Today’s American Success Salute goes to an entrepreneurial teen -- a millennial -- who doesn’t plan on coasting through life.
Meet Ryan Rist from Brookfield, Conn. Ryan is leaving home this fall to study at Temple University, but before he goes, he’s got about 300 coasters to make and ship all over the world.
Ryan, 18, is the founder of Rist Custom Coasters -- a company that sells absorbent coasters with personalized pictures; keeping your good oak coffee table intact while reminding you of your favorite vacation.
It all started with a school program that allows students two weeks off to come up with an idea for a product to sell -- and use the website Kickstarter.com, a worldwide crowd-funding platform, to finance it. From that, Ryan came up with the idea for Rist Custom Coasters.
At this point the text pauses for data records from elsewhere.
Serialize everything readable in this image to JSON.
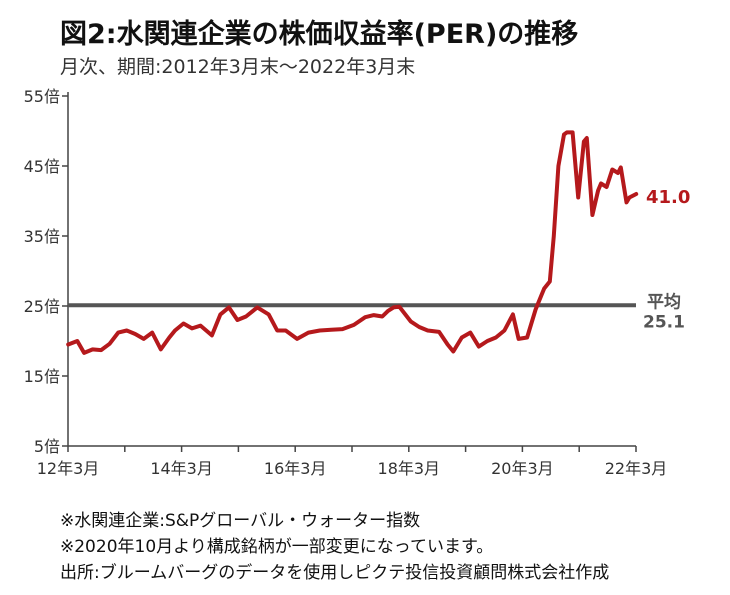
{
  "title": "図2:水関連企業の株価収益率(PER)の推移",
  "subtitle": "月次、期間:2012年3月末～2022年3月末",
  "notes": [
    "※水関連企業:S&Pグローバル・ウォーター指数",
    "※2020年10月より構成銘柄が一部変更になっています。",
    "出所:ブルームバーグのデータを使用しピクテ投信投資顧問株式会社作成"
  ],
  "colors": {
    "series": "#b5191c",
    "average": "#555555",
    "axis": "#444444"
  },
  "chart_data": {
    "type": "line",
    "ylim": [
      5,
      55
    ],
    "y_ticks": [
      5,
      15,
      25,
      35,
      45,
      55
    ],
    "y_tick_labels": [
      "5倍",
      "15倍",
      "25倍",
      "35倍",
      "45倍",
      "55倍"
    ],
    "x_range": [
      2012.167,
      2022.167
    ],
    "x_ticks": [
      2012.167,
      2014.167,
      2016.167,
      2018.167,
      2020.167,
      2022.167
    ],
    "x_tick_labels": [
      "12年3月",
      "14年3月",
      "16年3月",
      "18年3月",
      "20年3月",
      "22年3月"
    ],
    "series": [
      {
        "x": [
          2012.17,
          2012.33,
          2012.45,
          2012.6,
          2012.75,
          2012.9,
          2013.05,
          2013.2,
          2013.35,
          2013.5,
          2013.65,
          2013.8,
          2013.95,
          2014.05,
          2014.2,
          2014.35,
          2014.5,
          2014.6,
          2014.7,
          2014.85,
          2015.0,
          2015.15,
          2015.3,
          2015.5,
          2015.7,
          2015.85,
          2016.0,
          2016.2,
          2016.4,
          2016.6,
          2016.8,
          2017.0,
          2017.2,
          2017.4,
          2017.55,
          2017.7,
          2017.8,
          2017.9,
          2018.0,
          2018.2,
          2018.35,
          2018.5,
          2018.7,
          2018.85,
          2018.95,
          2019.1,
          2019.25,
          2019.4,
          2019.55,
          2019.7,
          2019.85,
          2020.0,
          2020.1,
          2020.25,
          2020.4,
          2020.5,
          2020.55,
          2020.65,
          2020.72,
          2020.8,
          2020.9,
          2020.95,
          2021.05,
          2021.15,
          2021.25,
          2021.3,
          2021.4,
          2021.5,
          2021.55,
          2021.65,
          2021.75,
          2021.85,
          2021.9,
          2022.0,
          2022.05,
          2022.17
        ],
        "y": [
          19.5,
          20.0,
          18.3,
          18.8,
          18.7,
          19.6,
          21.2,
          21.5,
          21.0,
          20.3,
          21.2,
          18.8,
          20.5,
          21.5,
          22.5,
          21.8,
          22.2,
          21.5,
          20.8,
          23.8,
          24.8,
          23.0,
          23.5,
          24.8,
          23.8,
          21.5,
          21.5,
          20.3,
          21.2,
          21.5,
          21.6,
          21.7,
          22.3,
          23.4,
          23.7,
          23.5,
          24.3,
          24.8,
          24.9,
          22.8,
          22.0,
          21.5,
          21.3,
          19.5,
          18.5,
          20.5,
          21.2,
          19.2,
          20.0,
          20.5,
          21.5,
          23.8,
          20.3,
          20.5,
          24.5,
          26.5,
          27.5,
          28.5,
          35.0,
          45.0,
          49.5,
          49.8,
          49.8,
          40.5,
          48.5,
          49.0,
          38.0,
          41.5,
          42.5,
          42.0,
          44.5,
          44.0,
          44.8,
          39.8,
          40.5,
          41.0
        ]
      }
    ],
    "average": {
      "label": "平均",
      "value": 25.1,
      "label_value": "25.1"
    },
    "end_label": "41.0"
  }
}
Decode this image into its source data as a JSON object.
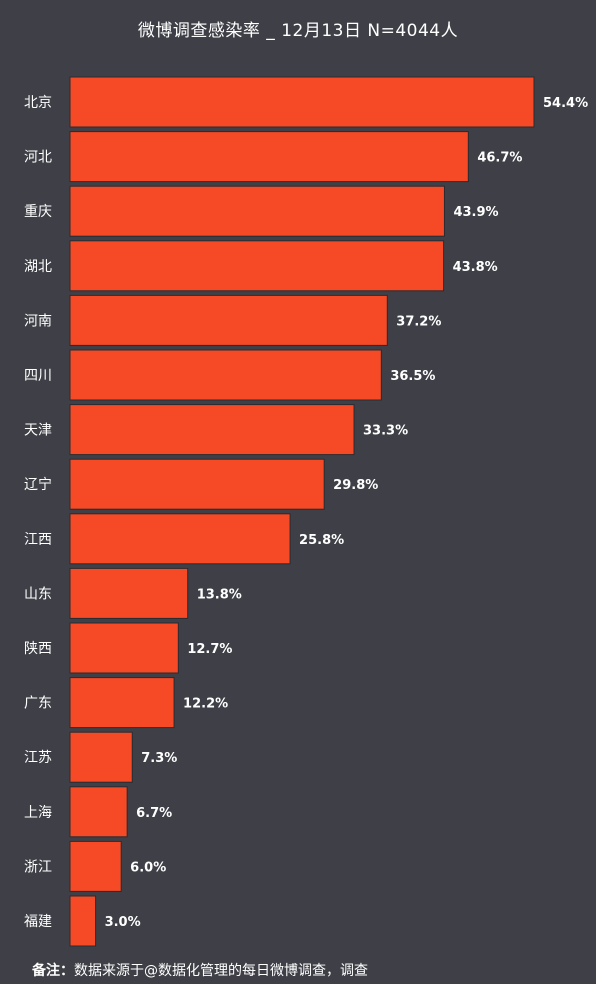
{
  "chart_data": {
    "type": "bar",
    "orientation": "horizontal",
    "title": "微博调查感染率 _ 12月13日 N=4044人",
    "categories": [
      "北京",
      "河北",
      "重庆",
      "湖北",
      "河南",
      "四川",
      "天津",
      "辽宁",
      "江西",
      "山东",
      "陕西",
      "广东",
      "江苏",
      "上海",
      "浙江",
      "福建"
    ],
    "values": [
      54.4,
      46.7,
      43.9,
      43.8,
      37.2,
      36.5,
      33.3,
      29.8,
      25.8,
      13.8,
      12.7,
      12.2,
      7.3,
      6.7,
      6.0,
      3.0
    ],
    "value_labels": [
      "54.4%",
      "46.7%",
      "43.9%",
      "43.8%",
      "37.2%",
      "36.5%",
      "33.3%",
      "29.8%",
      "25.8%",
      "13.8%",
      "12.7%",
      "12.2%",
      "7.3%",
      "6.7%",
      "6.0%",
      "3.0%"
    ],
    "xlim": [
      0,
      54.4
    ],
    "grid": false,
    "legend": "none",
    "colors": {
      "background": "#3f4047",
      "bar": "#f54a25",
      "bar_edge": "#2a2b30",
      "text": "#ffffff"
    }
  },
  "footnote": {
    "label": "备注：",
    "text": "数据来源于@数据化管理的每日微博调查，调查"
  }
}
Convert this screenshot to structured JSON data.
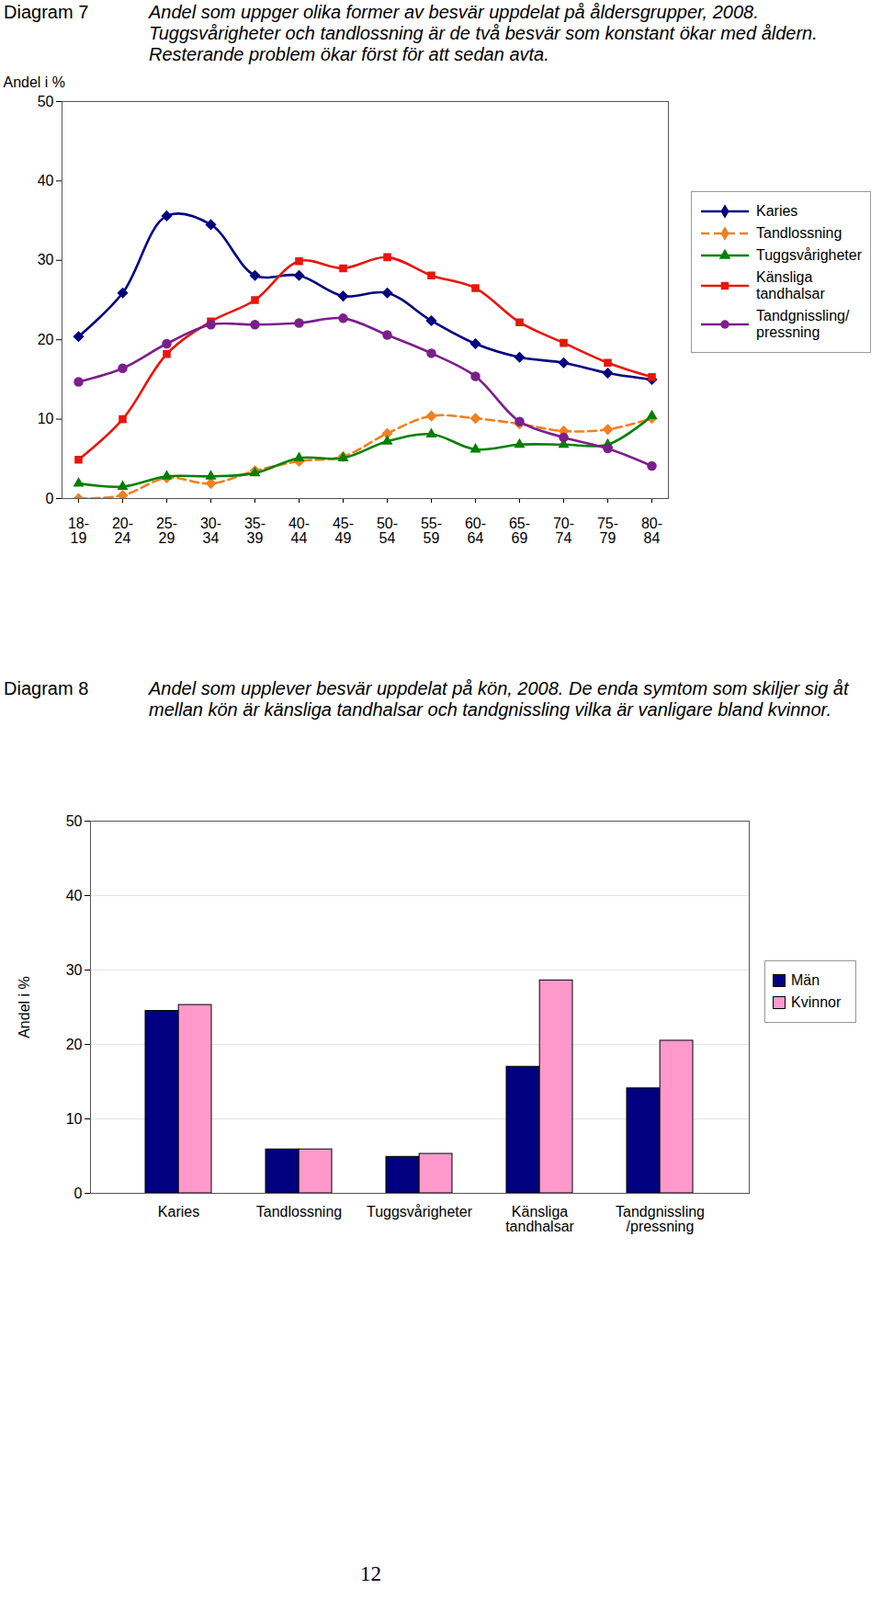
{
  "page_number": 12,
  "chart_data": [
    {
      "type": "line",
      "title": "Diagram 7",
      "subtitle": "Andel som uppger olika former av besvär uppdelat på åldersgrupper, 2008. Tuggsvårigheter och tandlossning är de två besvär som konstant ökar med åldern. Resterande problem ökar först för att sedan avta.",
      "ylabel": "Andel i %",
      "categories": [
        "18-19",
        "20-24",
        "25-29",
        "30-34",
        "35-39",
        "40-44",
        "45-49",
        "50-54",
        "55-59",
        "60-64",
        "65-69",
        "70-74",
        "75-79",
        "80-84"
      ],
      "series": [
        {
          "name": "Karies",
          "color": "#000080",
          "marker": "diamond",
          "line_style": "solid",
          "values": [
            20.4,
            25.9,
            35.6,
            34.5,
            28.1,
            28.1,
            25.5,
            25.9,
            22.4,
            19.5,
            17.8,
            17.1,
            15.8,
            15.0
          ]
        },
        {
          "name": "Tandlossning",
          "color": "#f08020",
          "marker": "diamond",
          "line_style": "dashed",
          "values": [
            0.0,
            0.4,
            2.6,
            1.9,
            3.5,
            4.7,
            5.3,
            8.2,
            10.4,
            10.1,
            9.4,
            8.5,
            8.7,
            10.1
          ]
        },
        {
          "name": "Tuggsvårigheter",
          "color": "#008000",
          "marker": "triangle",
          "line_style": "solid",
          "values": [
            1.9,
            1.5,
            2.8,
            2.8,
            3.2,
            5.1,
            5.1,
            7.2,
            8.1,
            6.2,
            6.8,
            6.8,
            6.8,
            10.4
          ]
        },
        {
          "name": "Känsliga tandhalsar",
          "color": "#e8160c",
          "marker": "square",
          "line_style": "solid",
          "values": [
            4.9,
            10.0,
            18.2,
            22.3,
            25.0,
            29.9,
            29.0,
            30.4,
            28.1,
            26.5,
            22.2,
            19.6,
            17.1,
            15.3
          ]
        },
        {
          "name": "Tandgnissling/ pressning",
          "color": "#7b1f8a",
          "marker": "circle",
          "line_style": "solid",
          "values": [
            14.7,
            16.4,
            19.5,
            21.9,
            21.9,
            22.1,
            22.7,
            20.6,
            18.3,
            15.4,
            9.7,
            7.7,
            6.3,
            4.1
          ]
        }
      ],
      "ylim": [
        0,
        50
      ],
      "yticks": [
        0,
        10,
        20,
        30,
        40,
        50
      ],
      "grid": false,
      "legend": "right"
    },
    {
      "type": "bar",
      "title": "Diagram 8",
      "subtitle": "Andel som upplever besvär uppdelat på kön, 2008. De enda symtom som skiljer sig åt mellan kön är känsliga tandhalsar och tandgnissling vilka är vanligare bland kvinnor.",
      "ylabel": "Andel i %",
      "categories": [
        "Karies",
        "Tandlossning",
        "Tuggsvårigheter",
        "Känsliga tandhalsar",
        "Tandgnissling /pressning"
      ],
      "series": [
        {
          "name": "Män",
          "color": "#000080",
          "values": [
            24.5,
            5.9,
            4.9,
            17.0,
            14.1
          ]
        },
        {
          "name": "Kvinnor",
          "color": "#ff99cc",
          "values": [
            25.3,
            5.9,
            5.3,
            28.6,
            20.5
          ]
        }
      ],
      "ylim": [
        0,
        50
      ],
      "yticks": [
        0,
        10,
        20,
        30,
        40,
        50
      ],
      "grid": true,
      "legend": "right"
    }
  ]
}
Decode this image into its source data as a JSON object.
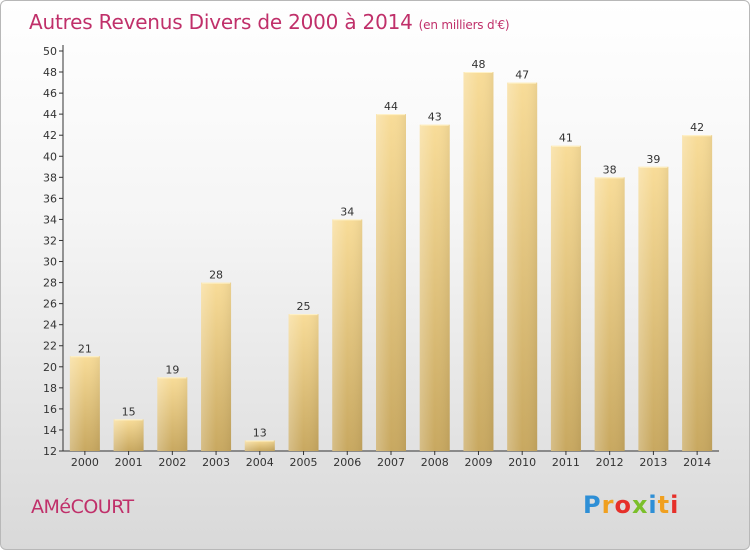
{
  "header": {
    "title": "Autres Revenus Divers de 2000 à 2014",
    "subtitle": "(en milliers d'€)"
  },
  "footer": {
    "commune": "AMéCOURT",
    "logo_letters": [
      "P",
      "r",
      "o",
      "x",
      "i",
      "t",
      "i"
    ],
    "logo_colors": [
      "#2e8fd6",
      "#f0a020",
      "#e6302a",
      "#7bbf2a",
      "#2e8fd6",
      "#f0a020",
      "#e6302a"
    ]
  },
  "chart_data": {
    "type": "bar",
    "title": "Autres Revenus Divers de 2000 à 2014",
    "subtitle": "(en milliers d'€)",
    "categories": [
      "2000",
      "2001",
      "2002",
      "2003",
      "2004",
      "2005",
      "2006",
      "2007",
      "2008",
      "2009",
      "2010",
      "2011",
      "2012",
      "2013",
      "2014"
    ],
    "values": [
      21,
      15,
      19,
      28,
      13,
      25,
      34,
      44,
      43,
      48,
      47,
      41,
      38,
      39,
      42
    ],
    "ylim": [
      12,
      50
    ],
    "yticks": [
      12,
      14,
      16,
      18,
      20,
      22,
      24,
      26,
      28,
      30,
      32,
      34,
      36,
      38,
      40,
      42,
      44,
      46,
      48,
      50
    ],
    "grid": false,
    "colors": {
      "bar_light": "#f8dc98",
      "bar_dark": "#c8a860",
      "axis": "#333333",
      "accent": "#c0306a"
    }
  }
}
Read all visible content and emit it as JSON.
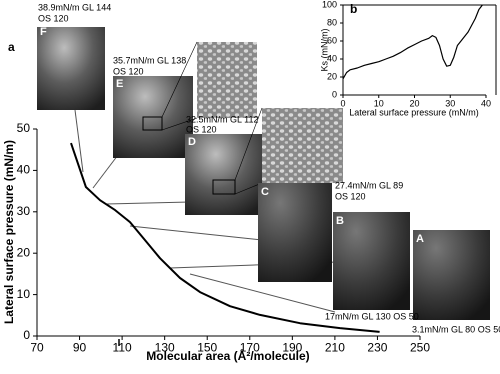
{
  "chart_data": [
    {
      "type": "line",
      "panel_label": "a",
      "xlabel": "Molecular area (Å²/molecule)",
      "ylabel": "Lateral surface pressure (mN/m)",
      "xlim": [
        70,
        250
      ],
      "xticks": [
        70,
        90,
        110,
        130,
        150,
        170,
        190,
        210,
        230,
        250
      ],
      "ylim": [
        0,
        50
      ],
      "yticks": [
        0,
        10,
        20,
        30,
        40,
        50
      ],
      "series": [
        {
          "color": "#000000",
          "x": [
            86,
            93,
            99.6,
            106.7,
            113.7,
            120.7,
            127.8,
            137.2,
            146.6,
            160.7,
            174.8,
            193.6,
            212.4,
            231
          ],
          "values": [
            46.6,
            36,
            32.8,
            30.4,
            27.5,
            23.2,
            18.8,
            14,
            10.6,
            7.2,
            5.1,
            3.1,
            1.9,
            1.0
          ]
        }
      ],
      "annotations": [
        {
          "label": "F",
          "lines": [
            "38.9mN/m GL 144",
            "OS 120"
          ]
        },
        {
          "label": "E",
          "lines": [
            "35.7mN/m GL 138",
            "OS 120"
          ]
        },
        {
          "label": "D",
          "lines": [
            "32.5mN/m GL 112",
            "OS 120"
          ]
        },
        {
          "label": "C",
          "lines": [
            "27.4mN/m GL 89",
            "OS 120"
          ]
        },
        {
          "label": "B",
          "lines": [
            "17mN/m GL 130 OS 50"
          ]
        },
        {
          "label": "A",
          "lines": [
            "3.1mN/m GL 80 OS 50"
          ]
        }
      ]
    },
    {
      "type": "line",
      "panel_label": "b",
      "xlabel": "Lateral surface pressure (mN/m)",
      "ylabel": "Ks (mN/m)",
      "xlim": [
        0,
        40
      ],
      "xticks": [
        0,
        10,
        20,
        30,
        40
      ],
      "ylim": [
        0,
        100
      ],
      "yticks": [
        0,
        20,
        40,
        60,
        80,
        100
      ],
      "series": [
        {
          "color": "#000000",
          "x": [
            0,
            1,
            2,
            4,
            6,
            8,
            10,
            12,
            14,
            16,
            18,
            20,
            22,
            24,
            25,
            26,
            27,
            28,
            29,
            30,
            31,
            32,
            33,
            35,
            37,
            38,
            39
          ],
          "values": [
            18,
            25,
            28,
            30,
            33,
            35,
            37,
            40,
            43,
            47,
            52,
            56,
            60,
            63,
            66,
            64,
            55,
            40,
            32,
            33,
            42,
            55,
            60,
            70,
            85,
            95,
            100
          ]
        }
      ]
    }
  ]
}
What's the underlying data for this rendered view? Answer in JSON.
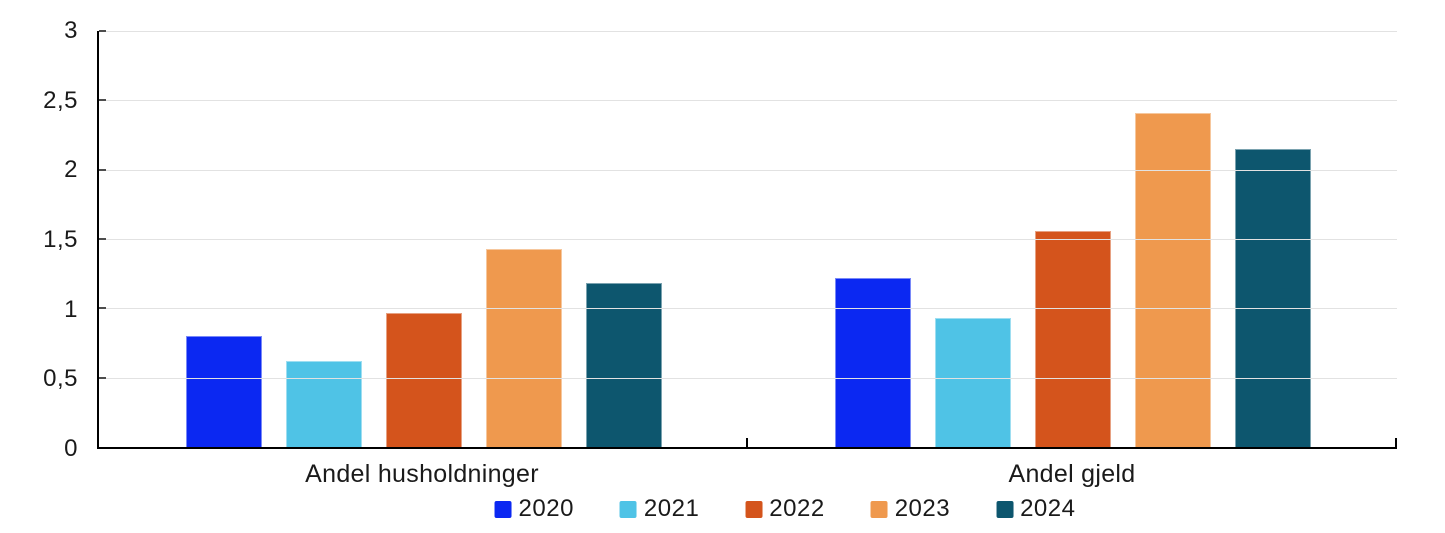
{
  "chart_data": {
    "type": "bar",
    "title": "",
    "categories": [
      "Andel husholdninger",
      "Andel gjeld"
    ],
    "series": [
      {
        "name": "2020",
        "color": "#0b28f2",
        "values": [
          0.8,
          1.22
        ]
      },
      {
        "name": "2021",
        "color": "#4fc3e6",
        "values": [
          0.62,
          0.93
        ]
      },
      {
        "name": "2022",
        "color": "#d4541c",
        "values": [
          0.97,
          1.56
        ]
      },
      {
        "name": "2023",
        "color": "#ef994e",
        "values": [
          1.43,
          2.41
        ]
      },
      {
        "name": "2024",
        "color": "#0d566e",
        "values": [
          1.18,
          2.15
        ]
      }
    ],
    "ylim": [
      0,
      3
    ],
    "ytick_step": 0.5,
    "ytick_labels": [
      "0",
      "0,5",
      "1",
      "1,5",
      "2",
      "2,5",
      "3"
    ],
    "xlabel": "",
    "ylabel": "",
    "grid": true,
    "legend_position": "bottom",
    "decimal_separator": ","
  },
  "style": {
    "axis_color": "#000000",
    "gridline_color": "#e2e2e2",
    "tick_color": "#4d4d4d",
    "background": "#ffffff",
    "text_color": "#1a1a1a"
  }
}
“Coasters are really boring and not very absorbent -- spilled water runs onto the table,” Ryan said. “I knew I wanted to do a Kickstarter.”
So a Kickstarter he did. He got accepted into the program and launched his business. He started small, hoping to get just $500 in funding -- the absolute base amount he needed to get the company started. But donor after donor kept coming in, until he reached over $3,500 from 167 donors.
“I was hoping to at least make my money back, it went a lot further than that and I’m really happy with that,” Ryan said.
At $7.50 a coaster, he’s made a profit of almost $2,000. Customers from 14 different countries and 35 states in the US have placed orders -- mostly of pictures of their family, logos, scenery, and their pets.
“Nothing too strange…yet,” Ryan said with a laugh.
Ryan made his first prototype using his school’s 3D printer, but now makes each coaster by hand. The coasters have three main components: a plastic base made by pouring liquid rubber into a mold; an absorbent felt inside the base; and then the photo from pictures his customers email.
Ryan said he doesn’t see himself selling coasters forever, but it will be nice to have some extra cash around while he’s in college. He is not sure what he’ll end up doing when he graduates, but he’s hoping it will involve entrepreneurship.
“All the benefits of deciding when and how you work, what time you want to work on things, the freedom of not wanting to do tasks you don’t think are worth your time,” Ryan said. “And usually if you’re successful you’re happy with your work because you’re doing it for yourself.”